At this time MLE fitting has only rudimentarily been implemented in the abrem package. It is possible to assign method.fit options of either “mle” or “mle-rba” to a 2-parameter Weibull abrem object, only. A simple example is drawn from Appendix C of the text using the very small example data set found there.

require(abrem)
mle_ex<-Abrem(
fail=c(1500,2250,4000,4300,7000),
susp=c(1750,5000))  
mle_ex<-abrem.fit(mle_ex,
method.fit="mle", col="blue")
mle_ex<-abrem.fit(mle_ex,
method.fit="mle-rba", col="purple")
plot(mle_ex, xlim=c(500,10000),
main="MLE and MLE-RBA Fitting")

Further development with MLE contours and likelihood ratio bounds is available in the underlying debias package. This is one of the frontiers of the Abernethy Reliability Methods project.

The options.abrem list

The various options used as named arguments to the Abrem() constructor function, the two element addition methods, abrem.fit() and abrem.conf(), and the plot() or plot.abrem() functions are selected from a list of options available for implementation within abrem. While it is generally possible to add these option arguments in any of the above function calls, there is a certain local applicability of each option to specific steps of object creation and display. Options entered during object definition and display in this way do not persistently alter the default list, but graphic settings will carry though a given object definition until changed again. The following list has been prepared to assist understanding of the options.abrem list. Clicking on the first image will initiate a download of the Excel file used to generate these images.

#
#

#

#

#

#

It is possible to alter the default list for a session or series of related scripts to avoid repetitious argument placement in individual scripts. When this is done it is recommended to store the default list before such alteration and returning the defaults when done.

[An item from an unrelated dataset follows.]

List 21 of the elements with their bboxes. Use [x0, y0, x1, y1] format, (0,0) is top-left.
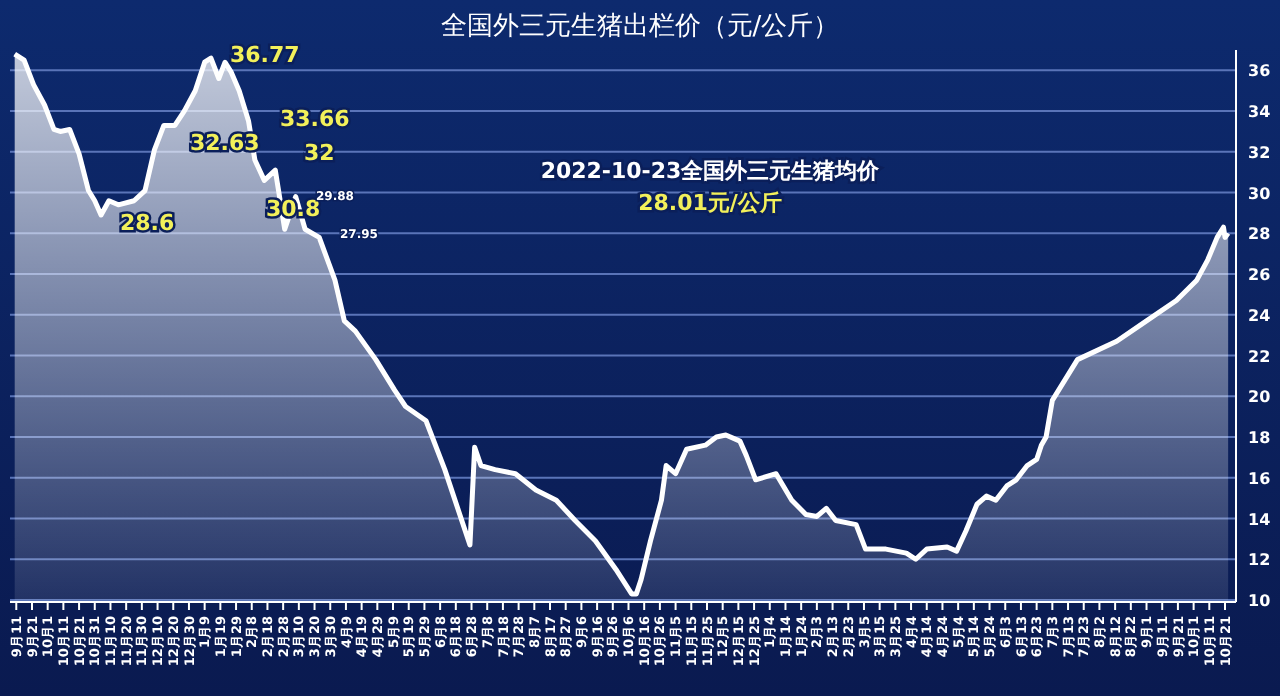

The following example code sets the default distribution model to lognormal, using the lognormal canvas, and Benard’s approximation for plotting position ranking (to match some commercial software product defaults, perhaps).

default.options<-options.abrem()
options.abrem(dist=”lognormal”, log=”xy”, method.fit=”benard”)

After such a session the following restoration code is recommended.

options.abrem(default.options)

Alteration of the options.abrem list is not recommended within any specific object definition script.